Dans les familles, la tradition de la crèche est bien ancrée. Y compris, bien souvent, dans les foyers où nul n’ira à la messe au soir de la Nativité. Au fil de l’Avent, d’aucuns rajouteront des personnages dans la crèche. Dans certaines familles, chaque enfant possède un mouton que ses parents approchent plus ou moins du cœur de la crèche en fonction de son comportement ! La tradition de la crèche vient de loin et, beaucoup l’ignorent, remonte à saint François d’Assise, au XIIIe siècle.

 

Il y a près de huit siècles

Le petit village de Greccio est perché sur les pentes du mont Lacerone, dans la chaîne de montagne des Apennins. Non loin de la ville de Rieti et à une centaine de kilomètres au nord-est de Rome, c’est là que séjourne François en 1223, dans un ermitage, trois ans avant sa mort. Le Poverello, affaibli et qui a donné naissance à un ordre désormais florissant, a choisi de se retirer. Noël approche et il souhaite mettre en avant l’humilité de l’Incarnation du Christ. Une idée germe dans l’esprit de François, qui demande à un seigneur de la région de l’aider à la mettre en œuvre. La suite, c’est son tout premier biographe, le frère Tommaso da Celano, qui la raconte en rapportant tout d’abord la demande de François à ce noble personnage, Giovanni Velita : « Si tu veux que nous célébrions la naissance de Jésus à Greccio, va devant, et prépare ce que je te dis : je voudrais représenter l’enfant né à Bethléem, et en quelque sorte voir avec les yeux du corps les difficultés où il s’est trouvé par le manque des choses nécessaires à un nouveau-né, comment il était couché dans une crèche et comme il gisait sur la paille entre le bœuf et l’âne ».

Giovanni s’empresse alors d’aller préparer dans la grotte désignée par François ce qui va devenir la première crèche vivante de l’histoire, au milieu de la forêt. Au soir de Noël, des frères de la région se mêlent aux habitants venus avec des bougies et des torches pour illuminer la nuit. On a apporté du foin, un âne et un bœuf. François rayonne de joie, raconte Tommaso da Celano, car « dans cette scène émouvante, on voit briller la simplicité évangélique, on fait l’éloge de la pauvreté, et on recommande l’humilité ». « Greccio est devenu comme un nouveau Bethléem, poursuit le frère Tommaso, cette nuit est claire comme en plein jour et douce aux hommes et aux bêtes ! Les gens affluent et se réjouissent d’une joie jamais goûtée auparavant, face au mystère nouveau. La forêt résonne de voix, et les rochers imposants font écho aux refrains joyeux. Les frères chantent les louanges à l’Éternel, et la nuit entière semble un tressaillement de joie. »
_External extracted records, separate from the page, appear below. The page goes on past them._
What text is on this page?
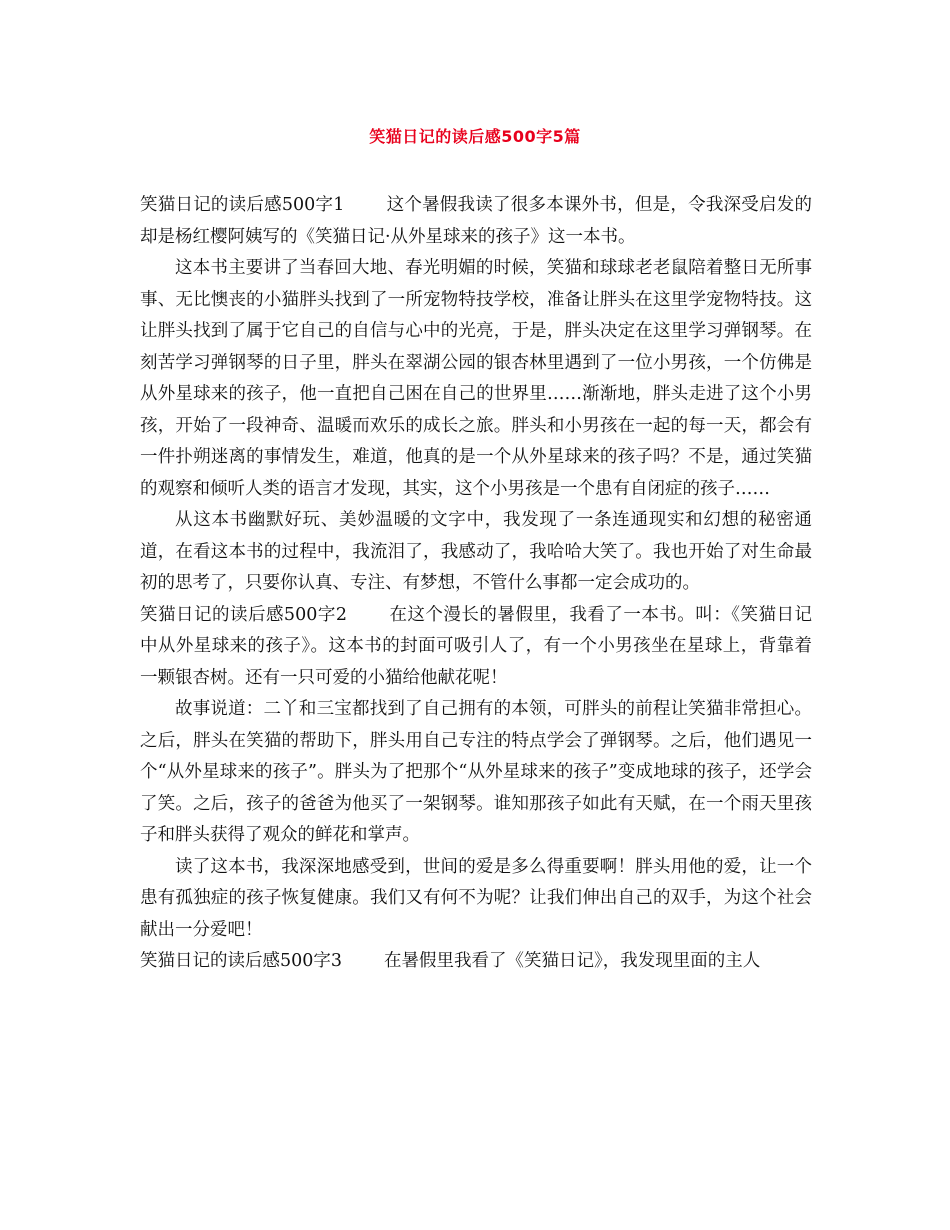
笑猫日记的读后感500字5篇

笑猫日记的读后感500字1 这个暑假我读了很多本课外书，但是，令我深受启发的却是杨红樱阿姨写的《笑猫日记·从外星球来的孩子》这一本书。

这本书主要讲了当春回大地、春光明媚的时候，笑猫和球球老老鼠陪着整日无所事事、无比懊丧的小猫胖头找到了一所宠物特技学校，准备让胖头在这里学宠物特技。这让胖头找到了属于它自己的自信与心中的光亮，于是，胖头决定在这里学习弹钢琴。在刻苦学习弹钢琴的日子里，胖头在翠湖公园的银杏林里遇到了一位小男孩，一个仿佛是从外星球来的孩子，他一直把自己困在自己的世界里……渐渐地，胖头走进了这个小男孩，开始了一段神奇、温暖而欢乐的成长之旅。胖头和小男孩在一起的每一天，都会有一件扑朔迷离的事情发生，难道，他真的是一个从外星球来的孩子吗？不是，通过笑猫的观察和倾听人类的语言才发现，其实，这个小男孩是一个患有自闭症的孩子……

从这本书幽默好玩、美妙温暖的文字中，我发现了一条连通现实和幻想的秘密通道，在看这本书的过程中，我流泪了，我感动了，我哈哈大笑了。我也开始了对生命最初的思考了，只要你认真、专注、有梦想，不管什么事都一定会成功的。

笑猫日记的读后感500字2 在这个漫长的暑假里，我看了一本书。叫：《笑猫日记中从外星球来的孩子》。这本书的封面可吸引人了，有一个小男孩坐在星球上，背靠着一颗银杏树。还有一只可爱的小猫给他献花呢！

故事说道：二丫和三宝都找到了自己拥有的本领，可胖头的前程让笑猫非常担心。之后，胖头在笑猫的帮助下，胖头用自己专注的特点学会了弹钢琴。之后，他们遇见一个“从外星球来的孩子”。胖头为了把那个“从外星球来的孩子”变成地球的孩子，还学会了笑。之后，孩子的爸爸为他买了一架钢琴。谁知那孩子如此有天赋，在一个雨天里孩子和胖头获得了观众的鲜花和掌声。

读了这本书，我深深地感受到，世间的爱是多么得重要啊！胖头用他的爱，让一个患有孤独症的孩子恢复健康。我们又有何不为呢？让我们伸出自己的双手，为这个社会献出一分爱吧！

笑猫日记的读后感500字3 在暑假里我看了《笑猫日记》，我发现里面的主人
Au soir de Noël, François a revêtu ses habits de diacre, et il proclame l’Évangile de la Nativité d’une voix forte. Dans la crèche, il n’y a ni Marie, ni Joseph, ni Jésus, mais François aurait eu une vision de l’enfant et il parle alors aux gens avec des mots très doux, il rappelle le Roi nouveau-né pauvre et la petite ville de Bethléem. Ceux qui assistèrent à cette veillée de Noël furent emplis de joie et l’on répéta l’initiative l’année suivante, à Greccio et ailleurs, de sorte que la tradition se répandit.

 

Jusqu’à Bethléem

Aujourd’hui encore, à Greccio, les frères franciscains et la ville font mémoire de la première crèche vivante. 790 ans plus tard, de nombreuses manifestations y sont organisées par la Pro Loco (le réseau d’associations de bénévoles qui s’occupe de la promotion touristique locale en Italie, ndr) de Greccio et des milliers de personnes assistent au moment de Noël à une merveilleuse révocation de la première crèche. Une crèche vivante de Greccio se déplace même cette année jusqu’à Bethléem, là où tout a commencé.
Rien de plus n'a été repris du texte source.